Подойдя к 319 блоку тихим и осторожным шагом, он задумался на мгновенье и замер. Мелькнула вначале идея внутрь зайти и положить их Мезенцевой под дверь прямо. Но он к счастью быстро забраковал эту мысль, боясь, что Таня услышит скрип и выйдет ему навстречу. А этого Максиму уже категорически не хотелось делать - с БОГИНЕЙ СЕРДЦА встречаться и объясняться натужно, как пацану, в очередной раз стоять перед ней навытяжку идиотом полным и сопли жевать, переливать из пустого в порожнее. Гуляя днём по аллеям, он уже принял для себя твёрдое и окончательное решение больше не делать подобного - не позорить себя и её, и не оставлять, что гораздо важней, в сердце любимой и милой девушки на будущее недобрую по себе память.
А купленные калы он тогда засунул за ручку наружной двери - и всё. После чего он с облегчением покинул третий этаж зоны "Ж", - и больше он Мезенцеву с той поры на пятом последнем курсе ни разу не встретил...
27
А у БОГИНИ его в это же самое время почти - момент закладки кал - происходил задушевный разговор с Кощеевой Олей в комнате, где девушки за столом после ужина обсуждали дневную выходку Кремнёва в Учебном корпусе, когда он в их группу прямо на семинар ввалился и публично заявил о своей любви.
- Может, зря ты его от себя так решительно целый год отталкиваешь-то, Тань? - сидела и пытала подругу Оля, желая той добра и счастья. - Хороший парень, по-моему, прямой и честный, и смелый вдобавок. Такое, вон, сегодня на семинаре у нас отчебучил-соорудил! - ещё не каждый на подобный поступок осмелится! А он осмелился - не побоялся позора и сплетен. Молодец! Значит, любит по-настоящему, значит, готов ради тебя на всё. А что ещё надо-то девушке?
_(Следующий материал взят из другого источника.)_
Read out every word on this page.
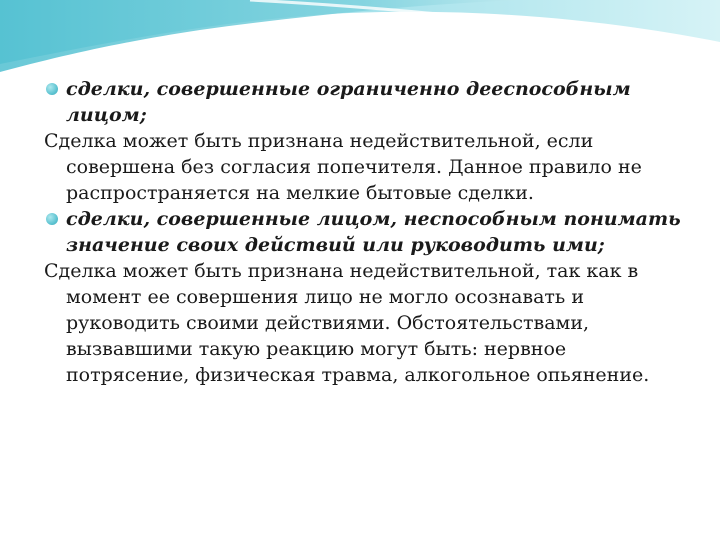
сделки, совершенные ограниченно дееспособным лицом;

Сделка может быть признана недействительной, если совершена без согласия попечителя. Данное правило не распространяется на мелкие бытовые сделки.

сделки, совершенные лицом, неспособным понимать значение своих действий или руководить ими;

Сделка может быть признана недействительной, так как в момент ее совершения лицо не могло осознавать и руководить своими действиями. Обстоятельствами, вызвавшими такую реакцию могут быть: нервное потрясение, физическая травма, алкогольное опьянение.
- Да ничего это не значит, Оль, ровным счётом ничего. Ухарство какое-то показное, дешёвая бравада - и только. Чистый спектакль, одним словом, или же цирк-шапито. Мне даже странно и чудно, если честно, как он на подобное вообще решился. Ведь он же по натуре - мямля и трус, блаженный мечтатель какой-то. Три года за мной хвостом ходит, подглядывает, подсматривает и канючит, со стороны на меня любуется как дурачок, - смотреть на это всё тошно!... А тут вдруг с чего-то его прорвало, на подвиги и героизм потянуло. Спьяну, наверное, - ведь он последние два раза пьяным ко мне приходил: я рассказывала. Напьётся с дружками вина и водки - вот его на подвиги-то и тянет: дурь свою показать, ухарство вино-водочное, дешёвое. А как протрезвеет - опять становится нытик и трус, и как лилипут маленький. Нужен мне такой муж, подумай? - который лишь в пьяном виде храбрый и значимый, и "большой". А вдруг он вообще алкаш запойный? И что тогда? Хороша же я буду, решив соединиться с ним в семейный союз! Через месяц и разбежимся, проклиная и ненавидя друг друга.